The device combines medical imaging techniques and AI


The Nuclear Safety Council (CSN) has granted funding to develop a new project at the Institute of Corpuscular Physics (IFIC), a joint center of the Higher Council for Scientific Research (CSIC) and the University of Valencia (UV), to evaluate a technology that improves nuclear waste management.

This is the Proton project, which aims to develop evaluation methodologies to test a tomographic technology developed at the IFIC that allows “visualizing, analyzing and controlling nuclear waste activity.” The project team will take measurements and test these evaluation methodologies at the Garoña nuclear power plant (Burgos), as reported by the CSIC CV in a statement.

This project is born from a collaboration that began in 2015 between an IFIC research team led by CSIC scientist Francisco Albiol and the National Radioactive Waste Company (Enresa).
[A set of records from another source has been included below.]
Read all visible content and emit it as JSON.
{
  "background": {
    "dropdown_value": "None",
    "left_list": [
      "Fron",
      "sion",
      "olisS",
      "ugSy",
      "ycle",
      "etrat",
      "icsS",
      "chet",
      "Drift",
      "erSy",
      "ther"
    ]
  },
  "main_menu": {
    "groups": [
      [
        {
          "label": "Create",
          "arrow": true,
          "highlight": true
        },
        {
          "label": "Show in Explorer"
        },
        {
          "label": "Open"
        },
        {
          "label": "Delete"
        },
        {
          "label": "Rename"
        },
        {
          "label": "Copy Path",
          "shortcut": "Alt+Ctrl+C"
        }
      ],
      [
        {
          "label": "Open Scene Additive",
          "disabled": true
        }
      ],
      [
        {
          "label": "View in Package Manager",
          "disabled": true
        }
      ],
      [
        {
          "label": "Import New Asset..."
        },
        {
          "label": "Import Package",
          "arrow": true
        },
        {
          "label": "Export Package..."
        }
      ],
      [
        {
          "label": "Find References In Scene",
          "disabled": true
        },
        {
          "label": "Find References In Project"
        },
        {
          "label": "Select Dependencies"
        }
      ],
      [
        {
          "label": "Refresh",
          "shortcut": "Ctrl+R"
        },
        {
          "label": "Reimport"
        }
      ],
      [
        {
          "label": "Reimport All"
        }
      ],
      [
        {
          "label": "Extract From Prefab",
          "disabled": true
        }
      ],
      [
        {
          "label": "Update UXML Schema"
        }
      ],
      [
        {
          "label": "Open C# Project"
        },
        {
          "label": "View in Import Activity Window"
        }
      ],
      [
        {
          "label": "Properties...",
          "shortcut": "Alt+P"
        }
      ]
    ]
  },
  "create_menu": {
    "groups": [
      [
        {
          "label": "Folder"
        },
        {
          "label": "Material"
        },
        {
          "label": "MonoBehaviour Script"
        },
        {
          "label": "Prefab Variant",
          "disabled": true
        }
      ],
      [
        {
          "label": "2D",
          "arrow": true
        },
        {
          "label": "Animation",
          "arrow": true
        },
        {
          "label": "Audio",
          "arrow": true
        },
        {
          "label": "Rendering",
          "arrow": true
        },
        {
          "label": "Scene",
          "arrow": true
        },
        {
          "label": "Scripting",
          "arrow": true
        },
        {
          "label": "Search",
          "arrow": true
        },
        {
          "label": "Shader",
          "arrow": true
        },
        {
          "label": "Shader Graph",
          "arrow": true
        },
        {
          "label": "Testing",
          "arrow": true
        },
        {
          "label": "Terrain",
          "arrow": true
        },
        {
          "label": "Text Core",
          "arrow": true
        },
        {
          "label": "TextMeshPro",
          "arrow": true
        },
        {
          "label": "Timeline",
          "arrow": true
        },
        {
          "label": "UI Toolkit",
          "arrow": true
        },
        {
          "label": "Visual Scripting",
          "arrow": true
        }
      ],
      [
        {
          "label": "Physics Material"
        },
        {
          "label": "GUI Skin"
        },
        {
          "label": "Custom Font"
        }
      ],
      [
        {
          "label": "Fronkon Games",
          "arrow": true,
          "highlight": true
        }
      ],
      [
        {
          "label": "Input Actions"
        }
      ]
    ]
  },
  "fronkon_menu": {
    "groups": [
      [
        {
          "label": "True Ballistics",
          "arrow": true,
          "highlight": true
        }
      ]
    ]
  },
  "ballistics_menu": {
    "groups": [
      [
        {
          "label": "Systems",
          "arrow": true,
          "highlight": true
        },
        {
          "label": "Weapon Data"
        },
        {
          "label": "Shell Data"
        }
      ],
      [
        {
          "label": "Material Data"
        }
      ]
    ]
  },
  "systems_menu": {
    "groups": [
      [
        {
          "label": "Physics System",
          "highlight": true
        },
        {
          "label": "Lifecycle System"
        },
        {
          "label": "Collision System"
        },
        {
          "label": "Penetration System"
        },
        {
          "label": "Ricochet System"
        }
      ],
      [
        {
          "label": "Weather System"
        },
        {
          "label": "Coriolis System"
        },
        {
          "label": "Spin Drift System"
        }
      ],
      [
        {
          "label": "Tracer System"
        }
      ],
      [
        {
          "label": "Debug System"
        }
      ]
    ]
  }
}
They developed a series of disruptive technologies that allow dynamic tomography of gamma radiation from the radioactive isotopes of nuclear waste, thus facilitating its classification and reducing costs in the process of dismantling nuclear power plants, which are estimated at around 4,000 million euros in Spain.

Until now, static procedures have been used to determine the activity and dose of a radioactive waste container. “The technology that we have developed at the IFIC allows a more agile and independent tomographic reconstruction of the shape of the container and the position of the detectors, taking advantage of the recognition of the environment through intelligence and artificial vision, as well as tomographic techniques adapted from medical imaging. “, explained Francisco Albiol.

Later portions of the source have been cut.